Hi Dave,
That's only partly true. Metamerism is something that is caused by the specific spectral transmission characteristics of the Bayer CFA filter layers and the spectral properties of the color it samples. This will cause two subjects with the same colors to be interpreted differently depending on the illumination and reflection spectra when shooting that subject. A color e.g that has spectrally pure yellow color, and a color that is a mix of red and green light, may look to a human observer like they have the same color, but the camera may see a difference (a 'wrong' color representation).
Skin color is e.g. rather difficult, because it reflects a mix of reds and yellows and Infra-red that locally varies as relatively more or less blood is directed more to the surface or more to deeper tissues, and pigmentation and skin thickness add more variation.
A profile as such will be able to reduce (but not totally eliminate) all of the errors, but usually only for a specific illumination.
The Bayer CFA filters are also not spectrally perfect filters, they have secondary absorptions and transmissions, which will contaminate colors with different wavelengths than the R/G/B pass band that is supposed to be sampled. For example Blue light will register as a bit of Red, and Infrared light will register a muddy brown because it also adds blue and green signal, thus desaturating and changing the other colors. This will not be separable after the pollution has taken place. Just like you cannot unscramble an omelette.
Cheers,
Bart
So if a weaker CFA is used to let more light into the camera (so ISO can be increased without increasing noise), from what I understand, colors will be less differentiated and less accurate, and that can't be changed with computer software, because "you cannot unscramble an omelette?"
Is that true?
And if the colors in the CFAs are altered for the camera to perform better in artificial light, we can try to counter that in post, but what's done permanently in the CFAs is probably hard to change?
And the same would be true for how they tweak the CFAs to get "more pleasing" skin tones; even though, this would not help landscape colors?
It's hard to find any hard evidence proving this, but
this Luminous Landscape article first alerted me of the weakened color filter array problem, and that helped explain to me what was going on with my 5D3 (74 metamerism score), which had color issues that I didn't notice on my 5D2 (80 metamerism score).
[[[As one example, the selection of a CFA, the color pattern put in front of the sensor, is a
choice between quality of color, and ISO performance. If the CFA allows each pixel to see a broader spectrum of color (e.g. for the
green pixels to see a bit further into yellow) a camera’s ISO range can be modestly increased. The resulting loss in color quality is subtle –
subtle variations in color are missed and a handful of specific colors become difficult to photograph.
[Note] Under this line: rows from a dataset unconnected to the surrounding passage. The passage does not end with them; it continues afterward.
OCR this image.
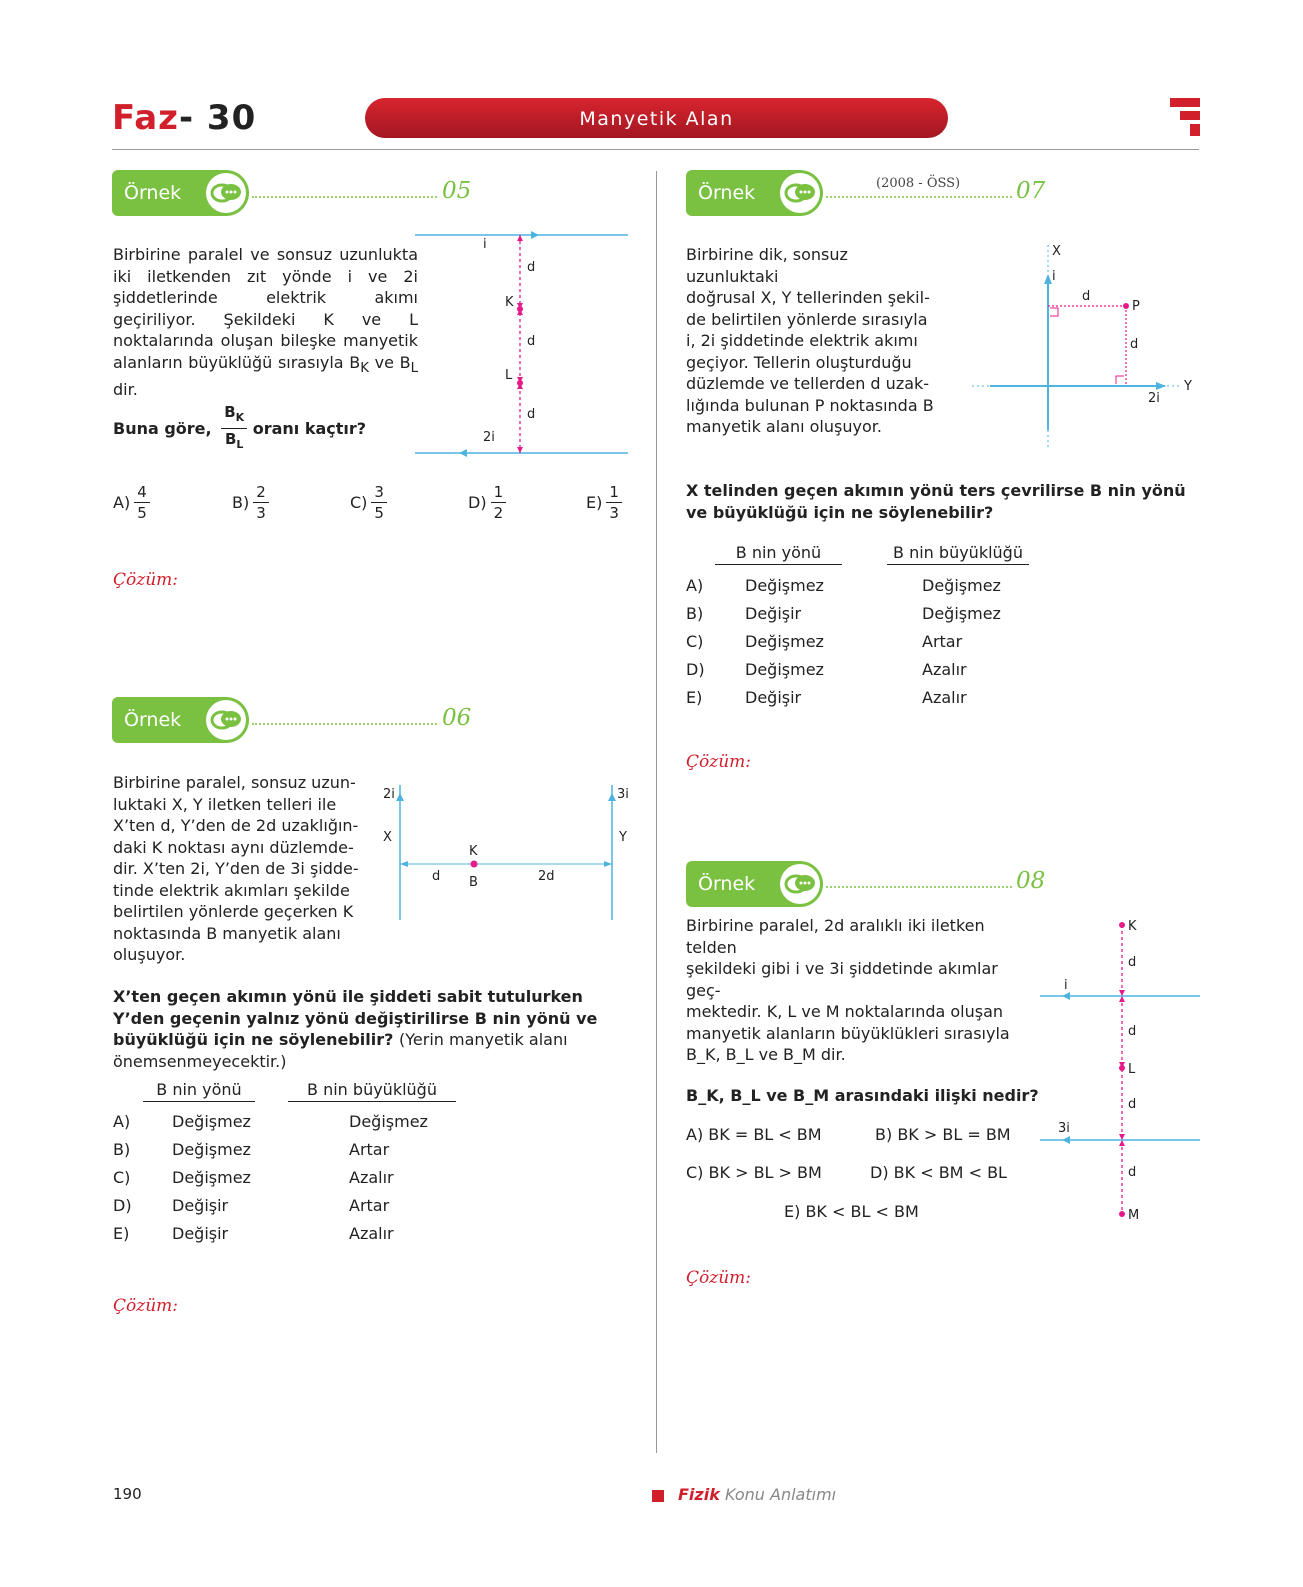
Faz- 30	Manyetik Alan
Örnek	05
Birbirine paralel ve sonsuz uzunlukta iki iletkenden zıt yönde i ve 2i şiddetlerinde elektrik akımı geçiriliyor. Şekildeki K ve L noktalarında oluşan bileşke manyetik alanların büyüklüğü sırasıyla $B_K$ ve $B_L$ dir.
Buna göre, $\frac{B_K}{B_L}$ oranı kaçtır?
i
d
K
d
L
d
2i
$A) \frac{4}{5}$	$B) \frac{2}{3}$	$C) \frac{3}{5}$	$D) \frac{1}{2}$	$E) \frac{1}{3}$
Çözüm:
Örnek	06
Birbirine paralel, sonsuz uzun-
luktaki X, Y iletken telleri ile
X’ten d, Y’den de 2d uzaklığın-
daki K noktası aynı düzlemde-
dir. X’ten 2i, Y’den de 3i şidde-
tinde elektrik akımları şekilde
belirtilen yönlerde geçerken K
noktasında B manyetik alanı
oluşuyor.
2i	3i
X	Y
K
d	2d
B
X’ten geçen akımın yönü ile şiddeti sabit tutulurken Y’den geçenin yalnız yönü değiştirilirse B nin yönü ve büyüklüğü için ne söylenebilir? (Yerin manyetik alanı önemsenmeyecektir.)
B nin yönü	B nin büyüklüğü
A)	Değişmez	Değişmez
B)	Değişmez	Artar
C)	Değişmez	Azalır
D)	Değişir	Artar
E)	Değişir	Azalır
Çözüm:
Örnek	(2008 - ÖSS) 07
Birbirine dik, sonsuz uzunluktaki
doğrusal X, Y tellerinden şekil-
de belirtilen yönlerde sırasıyla
i, 2i şiddetinde elektrik akımı
geçiyor. Tellerin oluşturduğu
düzlemde ve tellerden d uzak-
lığında bulunan P noktasında B
manyetik alanı oluşuyor.
X
i
d
P
d
Y
2i
X telinden geçen akımın yönü ters çevrilirse B nin yönü ve büyüklüğü için ne söylenebilir?
B nin yönü	B nin büyüklüğü
A)	Değişmez	Değişmez
B)	Değişir	Değişmez
C)	Değişmez	Artar
D)	Değişmez	Azalır
E)	Değişir	Azalır
Çözüm:
Örnek	08
Birbirine paralel, 2d aralıklı iki iletken telden
şekildeki gibi i ve 3i şiddetinde akımlar geç-
mektedir. K, L ve M noktalarında oluşan
manyetik alanların büyüklükleri sırasıyla
B_K, B_L ve B_M dir.
B_K, B_L ve B_M arasındaki ilişki nedir?
A) BK = BL < BM	B) BK > BL = BM
C) BK > BL > BM	D) BK < BM < BL
E) BK < BL < BM
K
d
i
d
L
d
3i
d
M
Çözüm:
190	Fizik Konu Anlatımı
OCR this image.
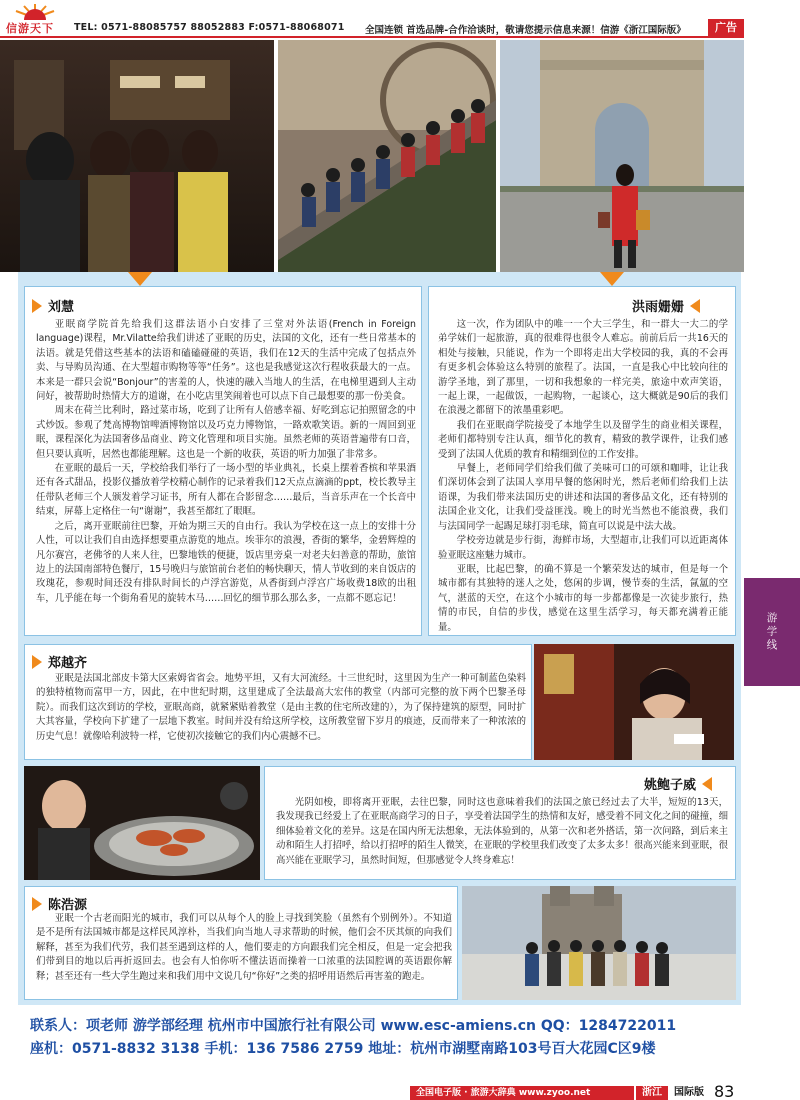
信游天下 TEL: 0571-88085757 88052883 F:0571-88068071 全国连锁 首选品牌-合作洽谈时，敬请您提示信息来源！信游《浙江国际版》	广告
刘慧

亚眠商学院首先给我们这群法语小白安排了三堂对外法语(French in Foreign language)课程，Mr.Vilatte给我们讲述了亚眠的历史，法国的文化，还有一些日常基本的法语。就是凭借这些基本的法语和磕磕碰碰的英语，我们在12天的生活中完成了包括点外卖、与导购员沟通、在大型超市购物等等“任务”。这也是我感觉这次行程收获最大的一点。本来是一群只会说“Bonjour”的害羞的人，快速的融入当地人的生活，在电梯里遇到人主动问好，被帮助时热情大方的道谢，在小吃店里笑闹着也可以点下自己最想要的那一份美食。

周末在荷兰比利时，路过菜市场，吃到了让所有人倍感幸福、好吃到忘记拍照留念的中式炒饭。参观了梵高博物馆啤酒博物馆以及巧克力博物馆，一路欢歌笑语。新的一周回到亚眠，课程深化为法国奢侈品商业、跨文化管理和项目实施。虽然老师的英语普遍带有口音，但只要认真听，居然也都能理解。这也是一个新的收获，英语的听力加强了非常多。

在亚眠的最后一天，学校给我们举行了一场小型的毕业典礼，长桌上摆着香槟和苹果酒还有各式甜品，投影仪播放着学校精心制作的记录着我们12天点点滴滴的ppt，校长教导主任带队老师三个人颁发着学习证书，所有人都在合影留念……最后，当音乐声在一个长音中结束，屏幕上定格住一句“谢谢”，我甚至都红了眼眶。

之后，离开亚眠前往巴黎，开始为期三天的自由行。我认为学校在这一点上的安排十分人性，可以让我们自由选择想要重点游览的地点。埃菲尔的浪漫，香街的繁华，金碧辉煌的凡尔赛宫，老佛爷的人来人往，巴黎地铁的便捷，饭店里旁桌一对老夫妇善意的帮助，旅馆边上的法国南部特色餐厅，15号晚归与旅馆前台老伯的畅快聊天，情人节收到的来自饭店的玫瑰花，参观时间还没有排队时间长的卢浮宫游览，从香街到卢浮宫广场收费18欧的出租车，几乎能在每一个街角看见的旋转木马……回忆的细节那么那么多，一点都不愿忘记！

洪雨姗姗

这一次，作为团队中的唯一一个大三学生，和一群大一大二的学弟学妹们一起旅游，真的很难得也很令人难忘。前前后后一共16天的相处与接触，只能说，作为一个即将走出大学校园的我，真的不会再有更多机会体验这么特别的旅程了。法国，一直是我心中比较向往的游学圣地，到了那里，一切和我想象的一样完美，旅途中欢声笑语，一起上课，一起做饭，一起购物，一起谈心，这大概就是90后的我们在浪漫之都留下的浓墨重彩吧。

我们在亚眠商学院接受了本地学生以及留学生的商业相关课程，老师们都特别专注认真，细节化的教育，精致的教学课件，让我们感受到了法国人优质的教育和精细到位的工作安排。

早餐上，老师同学们给我们做了美味可口的可颂和咖啡，让让我们深切体会到了法国人享用早餐的悠闲时光，然后老师们给我们上法语课，为我们带来法国历史的讲述和法国的奢侈品文化，还有特别的法国企业文化，让我们受益匪浅。晚上的时光当然也不能浪费，我们与法国同学一起踢足球打羽毛球，简直可以说是中法大战。

学校旁边就是步行街，海鲜市场，大型超市,让我们可以近距离体验亚眠这座魅力城市。

亚眠，比起巴黎，的确不算是一个繁荣发达的城市，但是每一个城市都有其独特的迷人之处，悠闲的步调，慢节奏的生活，氤氲的空气，湛蓝的天空，在这个小城市的每一步都都像是一次徒步旅行，热情的市民，自信的步伐，感觉在这里生活学习，每天都充满着正能量。

郑越齐

亚眠是法国北部皮卡第大区索姆省省会。地势平坦，又有大河流经。十三世纪时，这里因为生产一种可制蓝色染料的独特植物而富甲一方，因此，在中世纪时期，这里建成了全法最高大宏伟的教堂（内部可完整的放下两个巴黎圣母院）。而我们这次到访的学校，亚眠高商，就紧紧贴着教堂（是由主教的住宅所改建的），为了保持建筑的原型，同时扩大其容量，学校向下扩建了一层地下教室。时间并没有给这所学校，这所教堂留下岁月的痕迹，反而带来了一种浓浓的历史气息！就像哈利波特一样，它使初次接触它的我们内心震撼不已。

姚鲍子威

光阴如梭，即将离开亚眠，去往巴黎，同时这也意味着我们的法国之旅已经过去了大半，短短的13天，我发现我已经爱上了在亚眠高商学习的日子，享受着法国学生的热情和友好，感受着不同文化之间的碰撞，细细体验着文化的差异。这是在国内所无法想象，无法体验到的，从第一次和老外搭话，第一次问路，到后来主动和陌生人打招呼，给以打招呼的陌生人微笑，在亚眠的学校里我们改变了太多太多！很高兴能来到亚眠，很高兴能在亚眠学习，虽然时间短，但那感觉令人终身难忘！

陈浩源

亚眠一个古老而阳光的城市，我们可以从每个人的脸上寻找到笑脸（虽然有个别例外）。不知道是不是所有法国城市都是这样民风淳朴，当我们向当地人寻求帮助的时候，他们会不厌其烦的向我们解释，甚至为我们代劳，我们甚至遇到这样的人，他们要走的方向跟我们完全相反，但是一定会把我们带到目的地以后再折返回去。也会有人怕你听不懂法语而操着一口浓重的法国腔调的英语跟你解释；甚至还有一些大学生跑过来和我们用中文说几句“你好”之类的招呼用语然后再害羞的跑走。

游学线
联系人：项老师 游学部经理 杭州市中国旅行社有限公司 www.esc-amiens.cn QQ：1284722011
座机：0571-8832 3138 手机：136 7586 2759 地址：杭州市湖墅南路103号百大花园C区9楼
全国电子版 · 旅游大辞典 www.zyoo.net	浙江	国际版 83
In a market where a ISO 25,600 camera has a leg up on a ISO12,800 camera, the engineers are under enormous pressure to pick the modestly increased ISO over subtle color quality.]]]
This article is also interesting, and apparently Sensorjen derives his QE numbers from DxO data. Not sure.
[[[However, it is not merely the total amount of light that falls on the sensor that determines the noise in the photo, but also how efficient the sensor is. The primary attributes of sensor efficiency are the
QE (Quantum Efficiency -- the proportion of photons falling on the sensor that are converted into electrons) and the read noise (the additional noise added by the sensor and supporting hardware), although it should be noted that a manufacturer may use a weaker CFA to increase the QE, which will reduce the luminance noise at the expense of increasing chroma noise. For example, two sensors may have the same QE and read noise, but one sensor may have a weaker CFA than the other, making it a more noisy sensor.
Sensorgen is an excellent resource for sensor QE and read noise, although it does not give information about the CFAs.
However, while QE and read noise are the primary attributes to sensor efficiency, there is more to the story, such as the Bayer CFA (color filter array) which most all cameras use. The Bayer CFA is a color filter covering the sensor in an RGGB pattern. This means that 25% of the pixels are covered with red filters, 50% are covered with green filters, and 25% are covered with blue filters. Of course, the filters actually accept a range of colors, which overlap (otherwise, yellow photons, for example, would never make it through the color filters). How much the filters overlap, and how strong the filters are, also contribute to the sensor efficiency.
For example, the green filter may only admit 60% of the green light that falls on it, but also admit 10% of other colors that fall on it.
If we use a weaker filter to increase the transmissivity, we will reduce the luminance noise (more total light will pass through the filter and onto the sensor),
but also increase the transmission error by concomitantly
allowing a greater percentage of other colors to also pass through. Thus, different manufacturers may strike different balances between luminance noise vs color noise in their choice of color filters. For example, it has been argued that
Canon has been steadily "weakening" their CFAs to increase the QE of their sensors. The 5D has a QE of 25%, the 5D2 has a QE of 33%, and the 5D3 has a QE of 49%, as the metamerism index has steadily declined from 84 to 80 to 74, respectively.]]]
I had always thought that Canon would never mess with low ISO performance shot in natural daylight (CRI of ~100), but it looks like I was very wrong.
Canon isn't saying, and few seem to understand what they've been doing. I don't know of even one article that addresses this topic only.